🤖 AI Summary
Automatic speech recognition (ASR) and audio-visual speech recognition (AVSR) models often fail to leverage visual cues robustly under noisy conditions, especially when lip movements are occluded or unavailable.
Method: This paper proposes a noise-aware and disentangled visual modeling framework grounded in generalized scene-level visual information. It is the first to exploit non-lip visual cues—such as background scene, illumination, and motion—to explicitly model noise sources without requiring frontal speaker visibility. We introduce an audio-visual collaborative multi-head attention bridging mechanism for end-to-end joint prediction of transcriptions and noise labels. Leveraging a pre-trained audio-visual encoder, we employ a scalable audio-visual pairing pipeline to ensure strong visual-noise correlation.
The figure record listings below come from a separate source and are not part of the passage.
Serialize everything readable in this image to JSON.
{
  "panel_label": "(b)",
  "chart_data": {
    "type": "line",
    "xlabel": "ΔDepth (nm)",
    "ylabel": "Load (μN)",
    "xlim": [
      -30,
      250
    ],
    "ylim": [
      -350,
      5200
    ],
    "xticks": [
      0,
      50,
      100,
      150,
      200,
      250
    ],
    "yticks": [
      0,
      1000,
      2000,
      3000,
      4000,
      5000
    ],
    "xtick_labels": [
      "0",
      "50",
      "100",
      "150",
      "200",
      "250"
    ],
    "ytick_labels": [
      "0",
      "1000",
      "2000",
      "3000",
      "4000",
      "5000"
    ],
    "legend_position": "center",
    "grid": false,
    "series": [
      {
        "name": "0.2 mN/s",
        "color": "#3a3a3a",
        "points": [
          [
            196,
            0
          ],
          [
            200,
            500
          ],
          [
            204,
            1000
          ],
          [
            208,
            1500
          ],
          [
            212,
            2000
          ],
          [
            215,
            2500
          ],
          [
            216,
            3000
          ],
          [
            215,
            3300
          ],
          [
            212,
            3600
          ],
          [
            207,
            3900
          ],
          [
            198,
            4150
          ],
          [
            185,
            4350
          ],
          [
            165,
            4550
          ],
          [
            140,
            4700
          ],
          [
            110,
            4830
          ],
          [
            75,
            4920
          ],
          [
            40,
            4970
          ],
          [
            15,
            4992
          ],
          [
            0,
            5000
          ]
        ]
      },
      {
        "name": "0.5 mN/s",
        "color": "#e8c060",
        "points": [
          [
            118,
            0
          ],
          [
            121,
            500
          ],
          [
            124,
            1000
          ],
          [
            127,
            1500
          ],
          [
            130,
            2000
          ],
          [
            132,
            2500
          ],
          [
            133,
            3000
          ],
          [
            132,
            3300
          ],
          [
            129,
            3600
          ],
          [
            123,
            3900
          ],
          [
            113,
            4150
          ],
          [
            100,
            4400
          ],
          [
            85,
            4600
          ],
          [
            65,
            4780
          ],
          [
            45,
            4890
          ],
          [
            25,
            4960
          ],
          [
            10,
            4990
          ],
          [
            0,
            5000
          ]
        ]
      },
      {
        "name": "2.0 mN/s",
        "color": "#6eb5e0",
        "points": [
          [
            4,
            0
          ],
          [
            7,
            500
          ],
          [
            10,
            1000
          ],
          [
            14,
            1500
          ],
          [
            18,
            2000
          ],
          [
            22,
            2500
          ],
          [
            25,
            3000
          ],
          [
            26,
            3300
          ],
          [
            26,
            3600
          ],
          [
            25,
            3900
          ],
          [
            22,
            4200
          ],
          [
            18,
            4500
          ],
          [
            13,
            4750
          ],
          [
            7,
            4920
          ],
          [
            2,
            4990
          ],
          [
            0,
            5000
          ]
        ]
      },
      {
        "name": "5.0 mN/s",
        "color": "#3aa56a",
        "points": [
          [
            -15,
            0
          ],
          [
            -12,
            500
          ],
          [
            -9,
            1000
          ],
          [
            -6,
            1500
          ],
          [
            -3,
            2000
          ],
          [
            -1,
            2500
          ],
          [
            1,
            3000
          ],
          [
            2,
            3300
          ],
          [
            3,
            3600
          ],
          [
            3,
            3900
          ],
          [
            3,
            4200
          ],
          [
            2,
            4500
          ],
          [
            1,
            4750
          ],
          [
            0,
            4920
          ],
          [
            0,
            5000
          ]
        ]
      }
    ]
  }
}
Results: On multi-noise benchmarks, our method reduces word error rate (WER) by 23.6% relative to audio-only ASR, demonstrating that scene-level visual priors play a critical role in speech enhancement and noise-robust recognition.
📝 Abstract
Humans have the ability to utilize visual cues, such as lip movements and visual scenes, to enhance auditory perception, particularly in noisy environments. However, current Automatic Speech Recognition (ASR) or Audio-Visual Speech Recognition (AVSR) models often struggle in noisy scenarios. To solve this task, we propose a model that improves transcription by correlating noise sources to visual cues. Unlike works that rely on lip motion and require the speaker's visibility, we exploit broader visual information from the environment. This allows our model to naturally filter speech from noise and improve transcription, much like humans do in noisy scenarios. Our method re-purposes pretrained speech and visual encoders, linking them with multi-headed attention. This approach enables the transcription of speech and the prediction of noise labels in video inputs. We introduce a scalable pipeline to develop audio-visual datasets, where visual cues correlate to noise in the audio. We show significant improvements over existing audio-only models in noisy scenarios. Results also highlight that visual cues play a vital role in improved transcription accuracy.